Para o médico chinês de 32 anos, que se diz feliz por trabalhar em Angola, os colegas angolanos e cubanos são fundamentais para se sentir em casa, porque, observou, “Deus ama o mundo e a medicina ama a humanidade”.

A presença destes médicos chineses em Angola faz parte de acordos intergovernamentais, nomeadamente através de um protocolo que é renovado a cada dois anos. Este mecanismo de cooperação voltou a ser reafirmado oficialmente em Setembro, assinado pelo secretário de Estado para a Cooperação Internacional e Comunidades Angolanas, Domingos Vieira Lopes, e pelo embaixador da China em Angola, Gong Tao.

O protocolo estabeleceu que os encargos salariais e de viagens internacionais de ida e volta dos médicos são da responsabilidade do Governo chinês.

No final da cerimónia de assinatura do protocolo, o embaixador chinês revelou que, até ao momento, cerca de 200 mil cidadãos angolanos foram atendidos por médicos chineses. Gong Tao informou ainda que, nos últimos 10 anos, já passaram por Angola cinco equipas de médicos chineses, totalizando 70 especialistas.

O Hospital Geral de Luanda, edificado em 2006 e que teve de ser reconstruído seis anos depois por problemas estruturais, foi reinaugurado em Junho de 2015, após três meses de testes aos equipamentos chineses e de formação para os técnicos.

Milhões do oriente

“Nos últimos anos a China é um dos países principais que investiu em Angola e segundo estatísticas incompletas, até agora, o volume do investimento chinês no mercado angolano já ultrapassou 20 mil milhões de dólares norte americanos”, afirmou Gong Tao, em Setembro, num evento sobre as relações entre os dois países.

O embaixador deu conta também que a dívida de Angola para com o seu país saiu dos 23,3 mil milhões de dólares, em 2017, para 22,8 mil milhões em 2018.

Aludindo ao relatório do Centro de Estudos e Investigação Científica (CEIC) da Universidade Católica de Angola, pedido pela embaixada, referiu que a dívida regista “reduções numéricas” e o seu pagamento “decorre na normalidade”.

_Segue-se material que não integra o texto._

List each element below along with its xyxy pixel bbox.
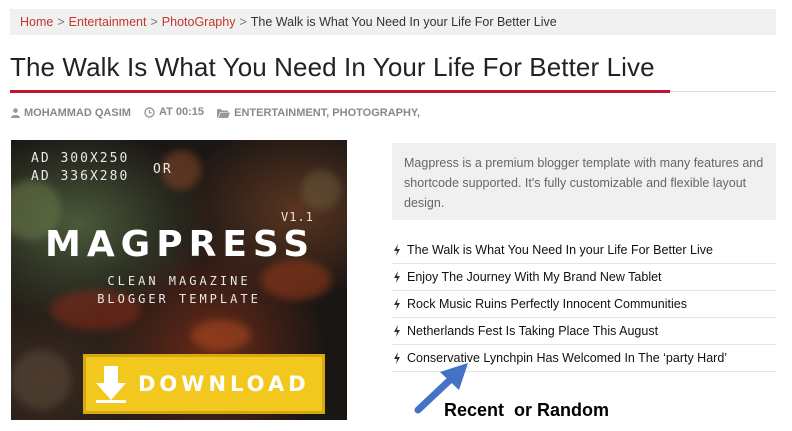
- post-time-text: AT 00:15: [159, 106, 205, 118]
- post-author-name: MOHAMMAD QASIM: [24, 106, 131, 119]
- breadcrumb-separator: >: [57, 15, 65, 29]
- post-author[interactable]: MOHAMMAD QASIM: [11, 107, 131, 119]
- recent-posts-list: The Walk is What You Need In your Life F…: [392, 237, 776, 372]
- post-title: The Walk Is What You Need In Your Life F…: [10, 52, 655, 82]
- post-link[interactable]: Netherlands Fest Is Taking Place This Au…: [407, 324, 658, 338]
- breadcrumb-separator: >: [150, 15, 158, 29]
- bolt-icon: [394, 352, 400, 364]
- breadcrumb-separator: >: [239, 15, 247, 29]
- about-widget: Magpress is a premium blogger template w…: [392, 143, 776, 220]
- folder-icon: [217, 108, 231, 118]
- annotation-label: Recent or Random: [444, 400, 610, 420]
- list-item[interactable]: The Walk is What You Need In your Life F…: [392, 237, 776, 264]
- breadcrumb-home[interactable]: Home: [20, 15, 53, 29]
- post-link[interactable]: Enjoy The Journey With My Brand New Tabl…: [407, 270, 662, 284]
- download-button[interactable]: DOWNLOAD: [83, 354, 325, 414]
- title-accent-underline: [10, 90, 670, 93]
- user-icon: [11, 107, 20, 118]
- post-time: AT 00:15: [144, 106, 204, 118]
- post-meta: MOHAMMAD QASIM AT 00:15 ENTERTAINMENT, P…: [11, 106, 430, 121]
- ad-banner[interactable]: AD 300X250 AD 336X280 OR V1.1 MAGPRESS C…: [11, 140, 347, 420]
- bolt-icon: [394, 325, 400, 337]
- list-item[interactable]: Netherlands Fest Is Taking Place This Au…: [392, 318, 776, 345]
- post-link[interactable]: The Walk is What You Need In your Life F…: [407, 243, 713, 257]
- ad-size-line1: AD 300X250: [31, 151, 130, 166]
- download-button-label: DOWNLOAD: [138, 372, 310, 396]
- ad-tagline-1: CLEAN MAGAZINE: [107, 274, 251, 288]
- ad-size-line2: AD 336X280: [31, 169, 130, 184]
- breadcrumb-photography[interactable]: PhotoGraphy: [162, 15, 236, 29]
- ad-brand: MAGPRESS: [45, 224, 316, 265]
- download-arrow-icon: [96, 366, 126, 403]
- bolt-icon: [394, 244, 400, 256]
- ad-or: OR: [153, 162, 173, 177]
- bolt-icon: [394, 271, 400, 283]
- breadcrumb-current: The Walk is What You Need In your Life F…: [250, 15, 557, 29]
- ad-size-text: AD 300X250 AD 336X280: [31, 150, 129, 186]
- breadcrumb: Home > Entertainment > PhotoGraphy > The Walk …: [10, 9, 776, 35]
- ad-tagline-2: BLOGGER TEMPLATE: [97, 292, 261, 306]
- clock-icon: [144, 106, 155, 118]
- post-labels-text: ENTERTAINMENT, PHOTOGRAPHY,: [234, 106, 421, 119]
- post-link[interactable]: Rock Music Ruins Perfectly Innocent Comm…: [407, 297, 687, 311]
- ad-version: V1.1: [281, 210, 314, 224]
- list-item[interactable]: Rock Music Ruins Perfectly Innocent Comm…: [392, 291, 776, 318]
- breadcrumb-entertainment[interactable]: Entertainment: [69, 15, 147, 29]
- post-labels[interactable]: ENTERTAINMENT, PHOTOGRAPHY,: [217, 107, 420, 119]
- bolt-icon: [394, 298, 400, 310]
- list-item[interactable]: Enjoy The Journey With My Brand New Tabl…: [392, 264, 776, 291]
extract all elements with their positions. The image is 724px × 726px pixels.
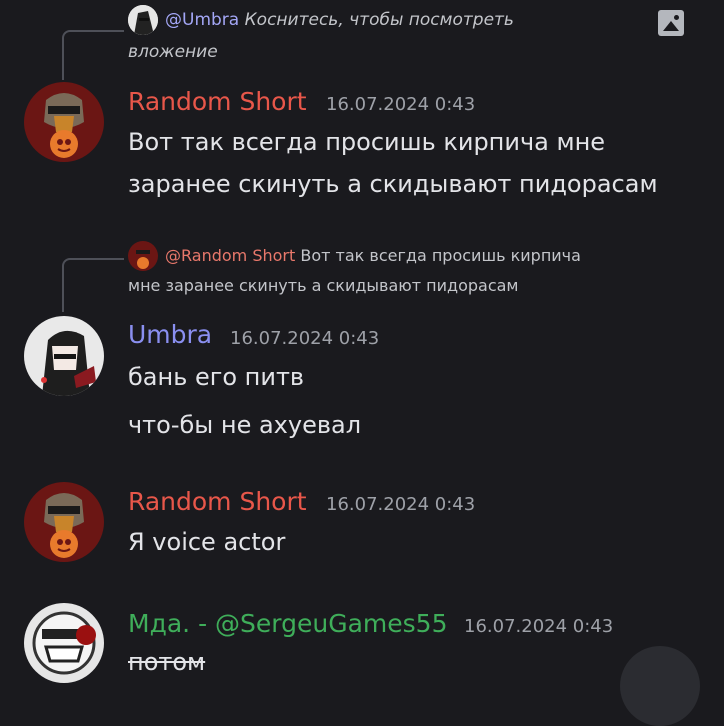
avatar-sergeu[interactable]	[24, 603, 104, 683]
timestamp: 16.07.2024 0:43	[464, 616, 614, 637]
author-name[interactable]: Random Short	[128, 487, 307, 516]
reply-avatar-umbra	[128, 5, 158, 35]
reply-connector	[62, 258, 124, 312]
reply-mention[interactable]: @Umbra	[165, 10, 239, 30]
reply-avatar-random-short	[128, 241, 158, 271]
scroll-to-bottom-button[interactable]	[620, 646, 700, 726]
image-icon[interactable]	[658, 10, 684, 36]
avatar-umbra[interactable]	[24, 316, 104, 396]
avatar-random-short[interactable]	[24, 482, 104, 562]
timestamp: 16.07.2024 0:43	[326, 494, 476, 515]
message-line: Я voice actor	[128, 528, 286, 556]
reply-mention[interactable]: @Random Short	[165, 246, 295, 265]
reply-text: Вот так всегда просишь кирпича	[300, 246, 581, 265]
timestamp: 16.07.2024 0:43	[326, 94, 476, 115]
reply-preview[interactable]: @Random Short Вот так всегда просишь кир…	[165, 242, 581, 270]
message-line: что-бы не ахуевал	[128, 411, 362, 439]
author-name[interactable]: Random Short	[128, 87, 307, 116]
message-line: бань его питв	[128, 363, 305, 391]
reply-text: Коснитесь, чтобы посмотреть	[244, 10, 514, 30]
reply-text-line2: мне заранее скинуть а скидывают пидораса…	[128, 276, 519, 295]
author-name[interactable]: Umbra	[128, 320, 212, 349]
message-line: потом	[128, 648, 206, 676]
avatar-random-short[interactable]	[24, 82, 104, 162]
message-line: заранее скинуть а скидывают пидорасам	[128, 170, 658, 198]
author-name[interactable]: Мда. - @SergeuGames55	[128, 609, 447, 638]
message-line: Вот так всегда просишь кирпича мне	[128, 128, 606, 156]
reply-preview[interactable]: @Umbra Коснитесь, чтобы посмотреть	[165, 6, 514, 34]
timestamp: 16.07.2024 0:43	[230, 328, 380, 349]
reply-connector	[62, 30, 124, 80]
reply-text-line2: вложение	[128, 42, 218, 62]
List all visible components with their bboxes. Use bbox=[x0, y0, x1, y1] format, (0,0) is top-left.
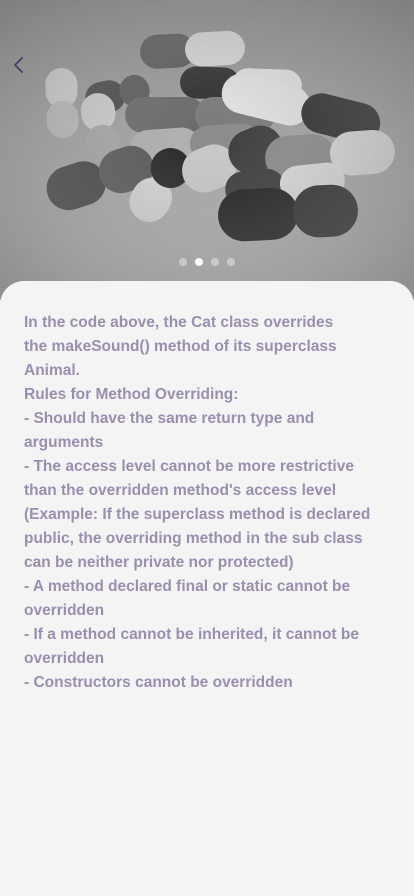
text-line: overridden bbox=[24, 602, 105, 619]
text-line: the makeSound() method of its superclass bbox=[24, 338, 337, 355]
back-button[interactable] bbox=[12, 56, 36, 80]
lesson-text: In the code above, the Cat class overrid… bbox=[24, 311, 390, 695]
carousel-dot[interactable] bbox=[227, 258, 235, 266]
chevron-left-icon bbox=[14, 57, 23, 73]
text-line: - Should have the same return type and bbox=[24, 410, 315, 427]
text-line: In the code above, the Cat class overrid… bbox=[24, 314, 334, 331]
text-line: than the overridden method's access leve… bbox=[24, 482, 337, 499]
text-line: Rules for Method Overriding: bbox=[24, 386, 239, 403]
text-line: Animal. bbox=[24, 362, 80, 379]
text-line: - If a method cannot be inherited, it ca… bbox=[24, 626, 359, 643]
carousel-indicator bbox=[0, 258, 414, 266]
text-line: can be neither private nor protected) bbox=[24, 554, 294, 571]
text-line: arguments bbox=[24, 434, 104, 451]
carousel-dot[interactable] bbox=[179, 258, 187, 266]
text-line: - Constructors cannot be overridden bbox=[24, 674, 293, 691]
screen: In the code above, the Cat class overrid… bbox=[0, 0, 414, 896]
text-line: - The access level cannot be more restri… bbox=[24, 458, 354, 475]
text-line: (Example: If the superclass method is de… bbox=[24, 506, 371, 523]
text-line: public, the overriding method in the sub… bbox=[24, 530, 363, 547]
content-sheet: In the code above, the Cat class overrid… bbox=[0, 281, 414, 896]
carousel-dot[interactable] bbox=[211, 258, 219, 266]
capsules-image bbox=[0, 0, 414, 300]
text-line: - A method declared final or static cann… bbox=[24, 578, 351, 595]
hero-image-carousel[interactable] bbox=[0, 0, 414, 300]
carousel-dot-active[interactable] bbox=[195, 258, 203, 266]
text-line: overridden bbox=[24, 650, 105, 667]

“A dívida está a diminuir com os números, por exemplo, em 2017 era de 23,3 mil milhões de dólares, e em 2018 já baixou para 22,8 mil milhões, e, entretanto, é uma tendência para redução”, frisou.

A China é o maior parceiro comercial de Angola. O país asiático continua a ser o principal destino do petróleo angolano, absorvendo 61,56 por cento das exportações no segundo trimestre de 2019, seguido da Índia com 11,05 por cento e depois a Espanha com 3,80 por cento.